Since any utxo being exited must wait for a specified challenge period, an efficient way to order exits is necessary.
It is obvious that exits should be added to a priority queue, but special consideration must be made when determining the priority of an exit.
Each position of an utxo is unique and therefore we can convert the position into a uint256 as follows:
1000000000*blkNum + 10000*txIndex + oindex
Max(oindex) == 1
Max(txIndex*10000) == 655350000
Since 1 < 655350000 < 1000000000, this uint256 value will always be unique as no two utxos can have the same position.
While the priority of an utxo being exited is unique, we find that it is possible for an attacker to exploit the ordering of these exits.
The attack:
Assume probabilistic finality occurs in x blocks.
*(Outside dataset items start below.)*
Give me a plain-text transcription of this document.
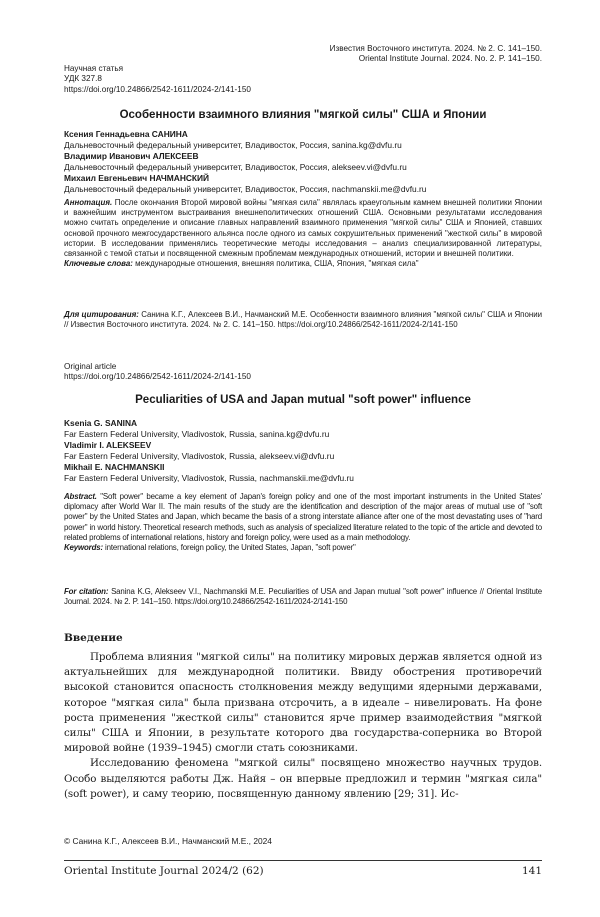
Известия Восточного института. 2024. № 2. С. 141–150.
Oriental Institute Journal. 2024. No. 2. P. 141–150.
Научная статья
УДК 327.8
https://doi.org/10.24866/2542-1611/2024-2/141-150
Особенности взаимного влияния "мягкой силы" США и Японии
Ксения Геннадьевна САНИНА
Дальневосточный федеральный университет, Владивосток, Россия, sanina.kg@dvfu.ru
Владимир Иванович АЛЕКСЕЕВ
Дальневосточный федеральный университет, Владивосток, Россия, alekseev.vi@dvfu.ru
Михаил Евгеньевич НАЧМАНСКИЙ
Дальневосточный федеральный университет, Владивосток, Россия, nachmanskii.me@dvfu.ru

Аннотация. После окончания Второй мировой войны "мягкая сила" являлась краеугольным камнем внешней политики Японии и важнейшим инструментом выстраивания внешнеполитических отношений США. Основными результатами исследования можно считать определение и описание главных направлений взаимного применения "мягкой силы" США и Японией, ставших основой прочного межгосударственного альянса после одного из самых сокрушительных применений "жесткой силы" в мировой истории. В исследовании применялись теоретические методы исследования – анализ специализированной литературы, связанной с темой статьи и посвященной смежным проблемам международных отношений, истории и внешней политики.

Ключевые слова: международные отношения, внешняя политика, США, Япония, "мягкая сила"

Для цитирования: Санина К.Г., Алексеев В.И., Начманский М.Е. Особенности взаимного влияния "мягкой силы" США и Японии // Известия Восточного института. 2024. № 2. С. 141–150. https://doi.org/10.24866/2542-1611/2024-2/141-150

Original article
https://doi.org/10.24866/2542-1611/2024-2/141-150
Peculiarities of USA and Japan mutual "soft power" influence
Ksenia G. SANINA
Far Eastern Federal University, Vladivostok, Russia, sanina.kg@dvfu.ru
Vladimir I. ALEKSEEV
Far Eastern Federal University, Vladivostok, Russia, alekseev.vi@dvfu.ru
Mikhail E. NACHMANSKII
Far Eastern Federal University, Vladivostok, Russia, nachmanskii.me@dvfu.ru

Abstract. "Soft power" became a key element of Japan's foreign policy and one of the most important instruments in the United States' diplomacy after World War II. The main results of the study are the identification and description of the major areas of mutual use of "soft power" by the United States and Japan, which became the basis of a strong interstate alliance after one of the most devastating uses of "hard power" in world history. Theoretical research methods, such as analysis of specialized literature related to the topic of the article and devoted to related problems of international relations, history and foreign policy, were used as a main methodology.

Keywords: international relations, foreign policy, the United States, Japan, "soft power"

For citation: Sanina K.G, Alekseev V.I., Nachmanskii M.E. Peculiarities of USA and Japan mutual "soft power" influence // Oriental Institute Journal. 2024. № 2. P. 141–150. https://doi.org/10.24866/2542-1611/2024-2/141-150

Введение

Проблема влияния "мягкой силы" на политику мировых держав является одной из актуальнейших для международной политики. Ввиду обострения противоречий высокой становится опасность столкновения между ведущими ядерными державами, которое "мягкая сила" была призвана отсрочить, а в идеале – нивелировать. На фоне роста применения "жесткой силы" становится ярче пример взаимодействия "мягкой силы" США и Японии, в результате которого два государства-соперника во Второй мировой войне (1939–1945) смогли стать союзниками.

Исследованию феномена "мягкой силы" посвящено множество научных трудов. Особо выделяются работы Дж. Найя – он впервые предложил и термин "мягкая сила" (soft power), и саму теорию, посвященную данному явлению [29; 31]. Ис-

© Санина К.Г., Алексеев В.И., Начманский М.Е., 2024
Oriental Institute Journal 2024/2 (62)	141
- Deposit a small amount of eth
- Every x blocks submit a transaction creating 2 utxos
- Repeat step 2 51 times with 1 of the created utxos
To prevent a majority of withdrawals for up to a year, submit an exit for your youngest utxo. Right before 1 week is up, submit a withdrawal for your next youngest utxo. In each case, the newer withdrawals will have a better priority and its 1 week challenge period will start fresh. The priority queue will continue to wait to process any exit until the top exit finishes its challenge period.
Allow users to finalize an exit by passing in their priority. If the corresponding exit has waited longer than the challenge period, finalize it and add a flag to remove it from the priority queue once it becomes the next exit to be popped off the queue.
This solution works, but is less efficient than the following solution
As described in the mvp spec, limit priorities to reference block numbers no older than the oldest block less than 1 week old. Therefore an exit that is almost done with its challenge period can never be put behind an exit that just started its challenge period.
This can be implemented in the same way as OmiseGo:
Priority is represented by a uint256:
-
Left 128 Bits:
Math.max(childChain[txPos[0]].created_at + 2 weeks, block.timestamp + 1 weeks) -
Right 128 Bits:
1000000000*txPos[0] + 10000*txPos[1] + txPos[2]
txPos represents the position of the utxo being exited
txPos[0]: block number
txPos[1]: transaction index
txPos[2]: output index
We have already shown the right 128 bits to be unique and they will not overflow into the left 128 bit until 10^29 blocks have been created.
The left 128 bits do not need to be unique since the right 128 bits will always be unique. Instead they represent when an utxo will become exitable.
This combination allows us to order utxos older than 1 week by the time they call startExit() and order utxos younger than 1 week by when their utxo was created.
In regards to the FourthState implementation, the exits mapping is from Right 128 bits -> Exit and the full 256 bits of the priority will be inserted into the priority queue.